199 00:26:52.640 00:26:57.020 Awaish Kumar: between clients. So, if one client needs 10 hours, another needs 20,

200 00:26:57.140 00:27:00.519 Awaish Kumar: And another one needs 10, so it’s kind of like that.

201 00:27:00.950 00:27:04.360 Awaish Kumar: So we don’t have any clients right now.

202 00:27:04.600 00:27:07.209 Awaish Kumar: That only needs 40 hours.

203 00:27:08.730 00:27:16.640 Awaish Kumar: of a single engineer, right? Even if someone needs 40 hours, then we try to divide it in two people.

204 00:27:16.770 00:27:19.750 Awaish Kumar: 2020, so that, that is,

205 00:27:20.380 00:27:28.370 Awaish Kumar: support, like, when it’s primary, if somebody goes on leave, somebody’s off, so that we have a coverage for that. So right now.

206 00:27:28.730 00:27:30.780 Awaish Kumar: But we… we… we…

207 00:27:31.350 00:27:37.280 Awaish Kumar: Try to divide time, like, basically in the… in the buckets of 10 hours, 20 hours.

208 00:27:37.450 00:27:48.150 Awaish Kumar: So that, but, like, everyone has at least two And, at most, 3 clients.

209 00:27:49.260 00:27:50.750 Awaish Kumar: To deliver for them, yeah.

210 00:27:51.670 00:27:53.370 Nikhil G: Okay, okay, nice, nice.

211 00:27:54.530 00:28:03.620 Nikhil G: Yeah, this, this, sounds interesting, you know, like, definitely the past-based environment, I have worked in the similar way, I’m, I’m,

212 00:28:03.810 00:28:19.049 Nikhil G: To be honest, like, really like to work in a team, as a good team member, like, to learn from the others, and also share my, views in positive ways, and, yeah, looking forward for, like,

213 00:28:19.340 00:28:24.720 Nikhil G: whatever the outcome, will be.
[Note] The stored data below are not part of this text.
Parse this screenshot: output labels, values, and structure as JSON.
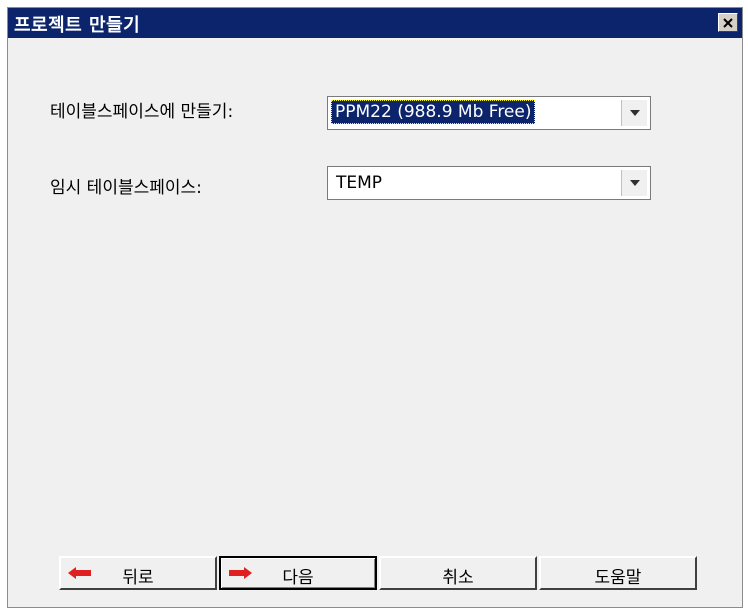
{
  "window": {
    "title": "프로젝트 만들기"
  },
  "form": {
    "tablespace_label": "테이블스페이스에 만들기:",
    "tablespace_value": "PPM22 (988.9 Mb Free)",
    "temp_tablespace_label": "임시 테이블스페이스:",
    "temp_tablespace_value": "TEMP"
  },
  "buttons": {
    "back_label": "뒤로",
    "next_label": "다음",
    "cancel_label": "취소",
    "help_label": "도움말"
  },
  "icons": {
    "close": "close-icon",
    "dropdown": "chevron-down-icon",
    "back": "arrow-left-icon",
    "next": "arrow-right-icon"
  },
  "colors": {
    "titlebar": "#0b246b",
    "arrow_red": "#e02020",
    "selection": "#0b246b"
  }
}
So…

214 00:28:25.220 00:28:30.870 Nikhil G: I believe the next steps would be another take-home taste or something?

215 00:28:31.510 00:28:36.240 Awaish Kumar: Yeah, next steps are meeting with one of my… Colleague?

216 00:28:36.370 00:28:43.529 Awaish Kumar: And he’s… that will also be something like 30-minute discussion. Then there’s a take-home taste, and then final

217 00:28:44.760 00:28:46.879 Awaish Kumar: Panel, interview, and that’s all.
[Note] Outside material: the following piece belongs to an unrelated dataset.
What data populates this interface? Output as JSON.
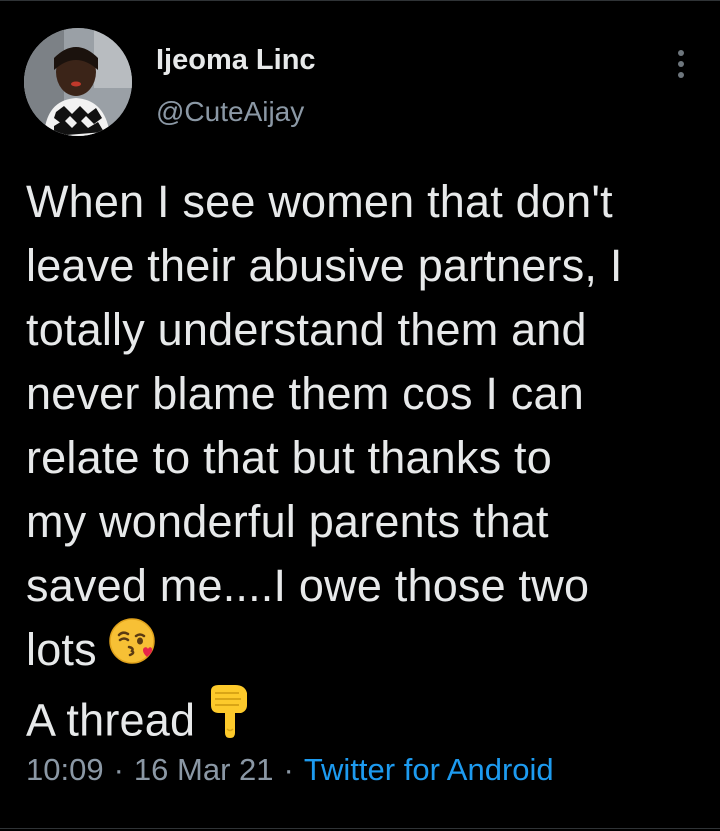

218 00:28:47.810 00:28:53.860 Awaish Kumar: And yeah, after I submit my feedback with Kayla, she’s going… she’s going to come back with the…

219 00:28:54.430 00:28:56.520 Awaish Kumar: With the next steps, and yeah.

220 00:28:56.650 00:28:58.579 Awaish Kumar: She’s followed quickly. She’s going to follow.

221 00:28:59.530 00:29:00.460 Nikhil G: Okay, okay.

222 00:29:01.370 00:29:02.620 Awaish Kumar: Okay, cool.

223 00:29:03.110 00:29:05.240 Awaish Kumar: No more questions, then…

224 00:29:06.030 00:29:24.999 Nikhil G: Yeah, I mean, there is no point in discussing tech stack, and now we, you know, like, it’s going to be advanced tech stacks, might be different tools and technologies, we are on the same page for that one, you know, like, the working style, I’m open with the US hours and all that, you know, like, I have already worked in the startup environment, you know, delivered the projects.

225 00:29:25.000 00:29:39.989 Nikhil G: client face, directly talk to the client, engaging as a single… stay a single person, individual contributor as… and a team, player as well. So, yeah, that takes most of the boxes from my end, you know, so…

226 00:29:39.990 00:29:43.569 Awaish Kumar: Okay, great. Yeah, thank you for your time today.

227 00:29:43.930 00:29:46.010 Awaish Kumar: Oh, good luck for the next steps.

228 00:29:46.140 00:29:46.770 Awaish Kumar: Yay.

229 00:29:46.770 00:29:48.029 Nikhil G: Thank you, thanks, Avish, yeah.